Why study psychoanalysis and how to use it as a critical tool? What is to be queer here and now? What are the possible connections between teaching, writing, reading and our sexed selves? If the identity categories control our eroticism, what practices of reading, teaching and writing should we use? How should we defer ourselves (Butler 1996) in order not to be captivated in our own voice, writing, work?

How can we remain opaque, in an age in which all ethics –democratic, professional, commercial, technical- are associated with transparency and public disclosure? Is there a particular performance of dignity in the practice of opacity, like Eric Laurent said recently about the paradoxical figure of authority in his clinic practice (“Psychoanalysis & our time” Laurent, Eric. Barnard College, NY, 29th Sept 2011)?
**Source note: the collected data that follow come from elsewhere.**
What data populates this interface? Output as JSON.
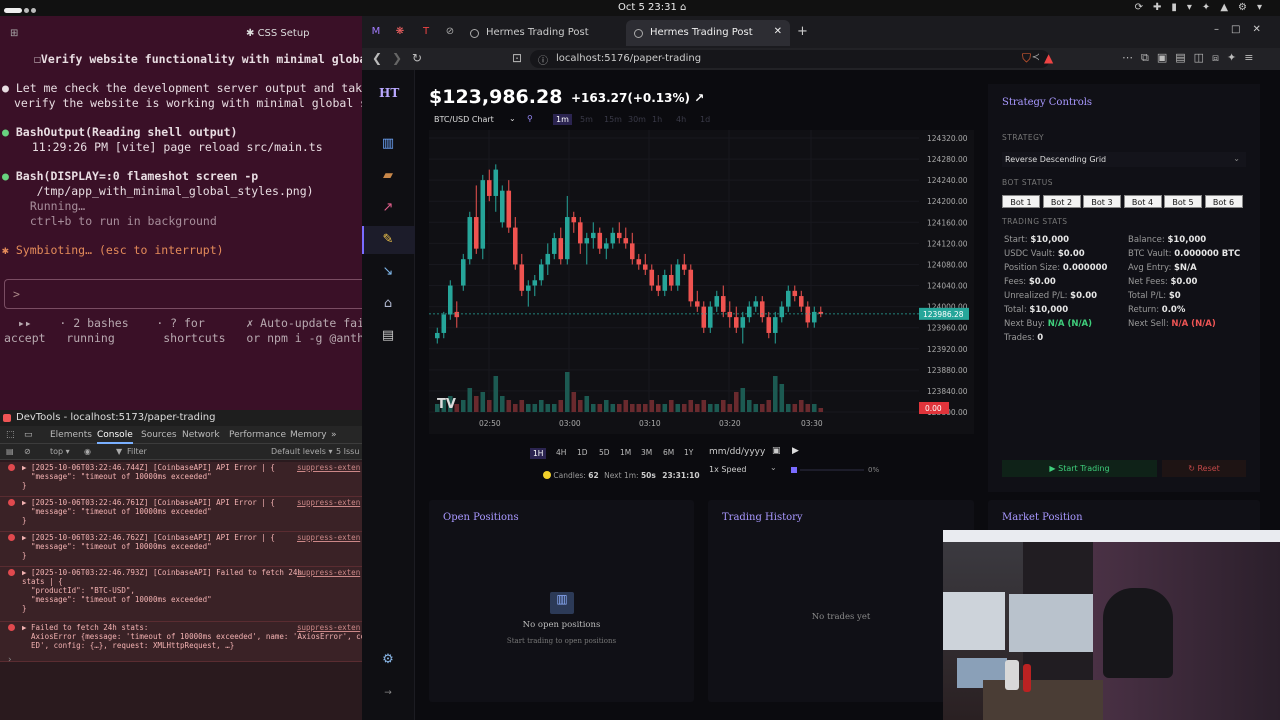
{
  "system": {
    "clock": "Oct 5 23:31"
  },
  "terminal": {
    "title": "CSS Setup",
    "lines": [
      "☐Verify website functionality with minimal globa",
      "Let me check the development server output and take",
      "verify the website is working with minimal global st",
      "BashOutput(Reading shell output)",
      "  11:29:26 PM [vite] page reload src/main.ts",
      "Bash(DISPLAY=:0 flameshot screen -p",
      "     /tmp/app_with_minimal_global_styles.png)",
      "  Running…",
      "  ctrl+b to run in background",
      "Symbioting… (esc to interrupt)"
    ],
    "prompt": ">",
    "footer1": "  ▸▸    · 2 bashes    · ? for      ✗ Auto-update fai",
    "footer2": "accept   running       shortcuts   or npm i -g @anth"
  },
  "devtools": {
    "title": "DevTools - localhost:5173/paper-trading",
    "tabs": [
      "Elements",
      "Console",
      "Sources",
      "Network",
      "Performance",
      "Memory",
      "»"
    ],
    "context": "top ▾",
    "filter_placeholder": "Filter",
    "levels": "Default levels ▾",
    "issues": "5 Issu",
    "entries": [
      {
        "lines": [
          "▶ [2025-10-06T03:22:46.744Z] [CoinbaseAPI] API Error | {",
          "  \"message\": \"timeout of 10000ms exceeded\"",
          "}"
        ],
        "src": "suppress-exten"
      },
      {
        "lines": [
          "▶ [2025-10-06T03:22:46.761Z] [CoinbaseAPI] API Error | {",
          "  \"message\": \"timeout of 10000ms exceeded\"",
          "}"
        ],
        "src": "suppress-exten"
      },
      {
        "lines": [
          "▶ [2025-10-06T03:22:46.762Z] [CoinbaseAPI] API Error | {",
          "  \"message\": \"timeout of 10000ms exceeded\"",
          "}"
        ],
        "src": "suppress-exten"
      },
      {
        "lines": [
          "▶ [2025-10-06T03:22:46.793Z] [CoinbaseAPI] Failed to fetch 24h",
          "stats | {",
          "  \"productId\": \"BTC-USD\",",
          "  \"message\": \"timeout of 10000ms exceeded\"",
          "}"
        ],
        "src": "suppress-exten"
      },
      {
        "lines": [
          "▶ Failed to fetch 24h stats:",
          "  AxiosError {message: 'timeout of 10000ms exceeded', name: 'AxiosError', co",
          "  ED', config: {…}, request: XMLHttpRequest, …}"
        ],
        "src": "suppress-exten"
      }
    ]
  },
  "browser": {
    "tabs": [
      {
        "title": "Hermes Trading Post",
        "active": false
      },
      {
        "title": "Hermes Trading Post",
        "active": true
      }
    ],
    "new_tab": "+",
    "url": "localhost:5176/paper-trading"
  },
  "app": {
    "logo": "HT",
    "nav_icons": [
      "chart-icon",
      "briefcase-icon",
      "trend-icon",
      "notepad-icon",
      "graph-icon",
      "bank-icon",
      "news-icon"
    ],
    "price": "$123,986.28",
    "change": "+163.27(+0.13%)",
    "change_icon": "↗",
    "chart_selector": "BTC/USD Chart",
    "granularities": [
      "1m",
      "5m",
      "15m",
      "30m",
      "1h",
      "4h",
      "1d"
    ],
    "ranges": [
      "1H",
      "4H",
      "1D",
      "5D",
      "1M",
      "3M",
      "6M",
      "1Y"
    ],
    "date_placeholder": "mm/dd/yyyy",
    "speed": "1x Speed",
    "progress": "0%",
    "candles_label": "Candles:",
    "candles": "62",
    "next_label": "Next 1m:",
    "next": "50s",
    "time": "23:31:10",
    "y_ticks": [
      "124320.00",
      "124280.00",
      "124240.00",
      "124200.00",
      "124160.00",
      "124120.00",
      "124080.00",
      "124040.00",
      "124000.00",
      "123960.00",
      "123920.00",
      "123880.00",
      "123840.00",
      "123800.00"
    ],
    "x_ticks": [
      "02:50",
      "03:00",
      "03:10",
      "03:20",
      "03:30"
    ],
    "price_tag": "123986.28",
    "volume_tag": "0.00"
  },
  "strategy": {
    "title": "Strategy Controls",
    "strategy_label": "STRATEGY",
    "strategy_value": "Reverse Descending Grid",
    "bot_status_label": "BOT STATUS",
    "bots": [
      "Bot 1",
      "Bot 2",
      "Bot 3",
      "Bot 4",
      "Bot 5",
      "Bot 6"
    ],
    "stats_label": "TRADING STATS",
    "stats_left": [
      [
        "Start:",
        "$10,000"
      ],
      [
        "USDC Vault:",
        "$0.00"
      ],
      [
        "Position Size:",
        "0.000000"
      ],
      [
        "Fees:",
        "$0.00"
      ],
      [
        "Unrealized P/L:",
        "$0.00"
      ],
      [
        "Total:",
        "$10,000"
      ],
      [
        "Next Buy:",
        "N/A (N/A)"
      ],
      [
        "Trades:",
        "0"
      ]
    ],
    "stats_right": [
      [
        "Balance:",
        "$10,000"
      ],
      [
        "BTC Vault:",
        "0.000000 BTC"
      ],
      [
        "Avg Entry:",
        "$N/A"
      ],
      [
        "Net Fees:",
        "$0.00"
      ],
      [
        "Total P/L:",
        "$0"
      ],
      [
        "Return:",
        "0.0%"
      ],
      [
        "Next Sell:",
        "N/A (N/A)"
      ]
    ],
    "start_button": "▶ Start Trading",
    "reset_button": "↻ Reset"
  },
  "panels": {
    "open_positions": {
      "title": "Open Positions",
      "empty": "No open positions",
      "hint": "Start trading to open positions"
    },
    "history": {
      "title": "Trading History",
      "empty": "No trades yet"
    },
    "market": {
      "title": "Market Position"
    }
  },
  "colors": {
    "up": "#26a69a",
    "down": "#ef5350",
    "accent": "#9c8cff",
    "terminal_bg": "#3a1027"
  },
  "chart_data": {
    "type": "candlestick",
    "x_ticks": [
      "02:50",
      "03:00",
      "03:10",
      "03:20",
      "03:30"
    ],
    "ylim": [
      123800,
      124320
    ],
    "last_price": 123986.28,
    "ohlc": [
      [
        123940,
        123960,
        123930,
        123950
      ],
      [
        123950,
        123990,
        123940,
        123985
      ],
      [
        123985,
        124050,
        123975,
        124040
      ],
      [
        123990,
        124010,
        123960,
        123980
      ],
      [
        124040,
        124100,
        124030,
        124090
      ],
      [
        124090,
        124180,
        124080,
        124170
      ],
      [
        124170,
        124230,
        124100,
        124110
      ],
      [
        124110,
        124250,
        124090,
        124240
      ],
      [
        124240,
        124260,
        124200,
        124210
      ],
      [
        124210,
        124270,
        124180,
        124260
      ],
      [
        124160,
        124230,
        124150,
        124220
      ],
      [
        124220,
        124240,
        124140,
        124150
      ],
      [
        124150,
        124170,
        124070,
        124080
      ],
      [
        124080,
        124100,
        124020,
        124030
      ],
      [
        124030,
        124050,
        124000,
        124040
      ],
      [
        124040,
        124060,
        124020,
        124050
      ],
      [
        124050,
        124090,
        124040,
        124080
      ],
      [
        124080,
        124120,
        124060,
        124100
      ],
      [
        124100,
        124140,
        124090,
        124130
      ],
      [
        124130,
        124150,
        124080,
        124090
      ],
      [
        124090,
        124210,
        124080,
        124170
      ],
      [
        124170,
        124180,
        124140,
        124160
      ],
      [
        124160,
        124170,
        124100,
        124120
      ],
      [
        124120,
        124140,
        124080,
        124130
      ],
      [
        124130,
        124160,
        124110,
        124140
      ],
      [
        124140,
        124150,
        124100,
        124110
      ],
      [
        124110,
        124130,
        124090,
        124120
      ],
      [
        124120,
        124150,
        124110,
        124140
      ],
      [
        124140,
        124160,
        124120,
        124130
      ],
      [
        124130,
        124150,
        124110,
        124120
      ],
      [
        124120,
        124140,
        124080,
        124090
      ],
      [
        124090,
        124100,
        124070,
        124080
      ],
      [
        124080,
        124100,
        124060,
        124070
      ],
      [
        124070,
        124080,
        124030,
        124040
      ],
      [
        124040,
        124060,
        124020,
        124030
      ],
      [
        124030,
        124070,
        124020,
        124060
      ],
      [
        124060,
        124080,
        124030,
        124040
      ],
      [
        124040,
        124090,
        124030,
        124080
      ],
      [
        124080,
        124100,
        124060,
        124070
      ],
      [
        124070,
        124080,
        124000,
        124010
      ],
      [
        124010,
        124030,
        123990,
        124000
      ],
      [
        124000,
        124010,
        123950,
        123960
      ],
      [
        123960,
        124010,
        123950,
        124000
      ],
      [
        124000,
        124030,
        123990,
        124020
      ],
      [
        124020,
        124040,
        123980,
        123990
      ],
      [
        123990,
        124010,
        123960,
        123980
      ],
      [
        123980,
        124000,
        123950,
        123960
      ],
      [
        123960,
        123990,
        123930,
        123980
      ],
      [
        123980,
        124010,
        123970,
        124000
      ],
      [
        124000,
        124020,
        123990,
        124010
      ],
      [
        124010,
        124020,
        123970,
        123980
      ],
      [
        123980,
        123990,
        123940,
        123950
      ],
      [
        123950,
        123990,
        123930,
        123980
      ],
      [
        123980,
        124010,
        123970,
        124000
      ],
      [
        124000,
        124040,
        123990,
        124030
      ],
      [
        124030,
        124040,
        124010,
        124020
      ],
      [
        124020,
        124030,
        123990,
        124000
      ],
      [
        124000,
        124010,
        123960,
        123970
      ],
      [
        123970,
        124000,
        123960,
        123990
      ],
      [
        123990,
        124000,
        123980,
        123986
      ]
    ],
    "volume": [
      2,
      3,
      4,
      2,
      3,
      6,
      4,
      5,
      3,
      9,
      4,
      3,
      2,
      3,
      2,
      2,
      3,
      2,
      2,
      3,
      10,
      5,
      3,
      4,
      2,
      2,
      3,
      2,
      2,
      3,
      2,
      2,
      2,
      3,
      2,
      2,
      3,
      2,
      2,
      3,
      2,
      3,
      2,
      2,
      3,
      2,
      5,
      6,
      3,
      2,
      2,
      3,
      9,
      7,
      2,
      2,
      3,
      2,
      2,
      1
    ]
  }
}
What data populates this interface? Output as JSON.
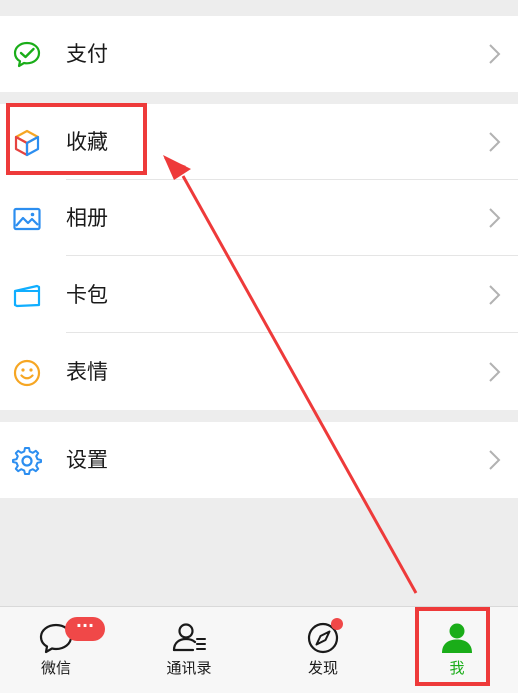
{
  "menu": {
    "pay": {
      "label": "支付",
      "icon": "wallet-check-icon"
    },
    "favorites": {
      "label": "收藏",
      "icon": "cube-icon"
    },
    "album": {
      "label": "相册",
      "icon": "photo-icon"
    },
    "cards": {
      "label": "卡包",
      "icon": "card-icon"
    },
    "stickers": {
      "label": "表情",
      "icon": "smiley-icon"
    },
    "settings": {
      "label": "设置",
      "icon": "gear-icon"
    }
  },
  "tabbar": {
    "tabs": [
      {
        "label": "微信",
        "icon": "chat-bubble-icon",
        "badge": "···"
      },
      {
        "label": "通讯录",
        "icon": "contacts-icon"
      },
      {
        "label": "发现",
        "icon": "compass-icon"
      },
      {
        "label": "我",
        "icon": "person-icon",
        "active": true
      }
    ]
  },
  "colors": {
    "accent_green": "#1aad19",
    "badge_red": "#f04848",
    "annotation_red": "#ee3a3a",
    "background": "#ededed"
  }
}
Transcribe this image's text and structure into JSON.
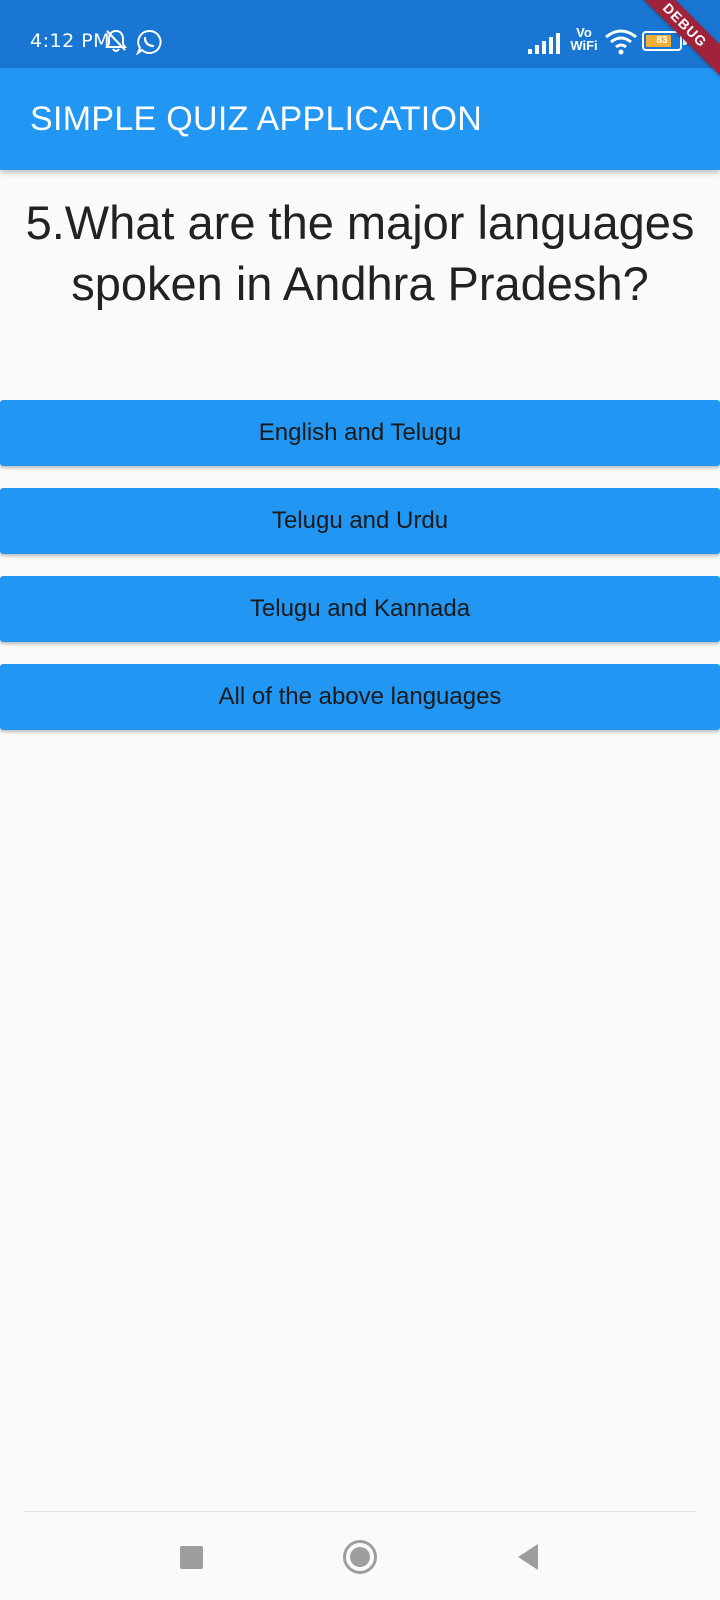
{
  "status_bar": {
    "time": "4:12 PM",
    "icons": [
      "bell-off-icon",
      "whatsapp-icon",
      "signal-icon",
      "vowifi-icon",
      "wifi-icon",
      "battery-icon"
    ],
    "vowifi_top": "Vo",
    "vowifi_bottom": "WiFi",
    "battery_level": "83",
    "background": "#1976d2"
  },
  "debug_banner": "DEBUG",
  "app_bar": {
    "title": "SIMPLE QUIZ APPLICATION",
    "background": "#2196f3"
  },
  "quiz": {
    "question": "5.What are the major languages spoken in Andhra Pradesh?",
    "answers": [
      "English and Telugu",
      "Telugu and Urdu",
      "Telugu and Kannada",
      "All of the above languages"
    ],
    "button_color": "#2196f3"
  },
  "nav_bar": {
    "icons": [
      "recents-square-icon",
      "home-circle-icon",
      "back-triangle-icon"
    ]
  }
}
In a multicultural age where emerging agents so much as developing countries seek to occupy a new real and imaginary space in a public sphere in crisis, what should be the role of experimental, critical, gender and psychoanalytic theory? Should it theorize its paradoxes, take part or critically weigh the facts and figures of a possible new beginning? What kind of gender & social performances should we allow and choose for ourselves? How much painful social and gender indefiniteness can our bodies and minds endure? How should we speak about the risky frontiers of our identity and to whom? Students? Professors? Therapists? Friends? Is there a possibility to remain silent, enabling the psychic excess of the real to act for itself?

What do we do with the genders we want to have, the genders we lost, the mimicking and rejections we constantly enact? Do we disguise them in drag? Do we repeat them endlessly searching for a secure place, for an identification? Which appearances, which glitters and surfaces, which powerful disguises will deploy not so much the stigmatization of an other but the uncertainties and negotiations of our own pleasures and desires? Which transvestites’ souls? Which masquerades? Transwritings, transimages, transquotidean, androgynies, ambiguities, identities as becoming, baroque spectacles, all gathered in a practice of writing that escapes the purely academic posture of the critic and involves itself in criticism as an act of pleasure (Lopes 2002).

If, according to Lacan, the unconscious is structured as a language -more than the Freudian reservoir of affective impulses- semiological research after Pierce and Saussure had to deal with this renovation. The lacanian concept of language – as mother tongue- is a powerful tool to block and, more importantly, unblock inhibition, symptom and depression. The semiotic, precocious pre- linguistic relations, minimum particles of language that the child shares with his mother, carry the most archaic register of the unconscious. Childish babble carries the inscription of primitive traumas, joyful as well as painful experiences (Kristeva 2011). Therefore, to recover that primitive oral body is to go beyond the banal body of the globalized media towards artistic practice as experience and radical language. That is why, according to Kristeva, psychoanalytic practice and literature constitute one and the same psychic dynamic, because they are mystical transformative experience of our subjectivity.

Works cited

-Butler, Judith, “Imitation and Gender Insubordination” in Women, Knowledge and Reality. Explorations in Feminist Philosophy. New York: Routledge, 1996.

-Kristeva, Julia, “Psicoanálisis y literatura son la misma cosa” entrevista por Mauro Libertella en Clarín, Revistaenie, 11- Noviembre-2011.

-Laurent, Eric, “Psychoanalysis & our time” in The First Paris USA Lacan Seminar in New York City. Lacan´s Legacy: Thirty Years in the Lacanian Orientation, Barnard College , NY, 29th Sept 2011.

-Lopes, Denilson, O homem que amava rapazes e outros ensaios. Rio de Janeiro: Aeroplano, 2002.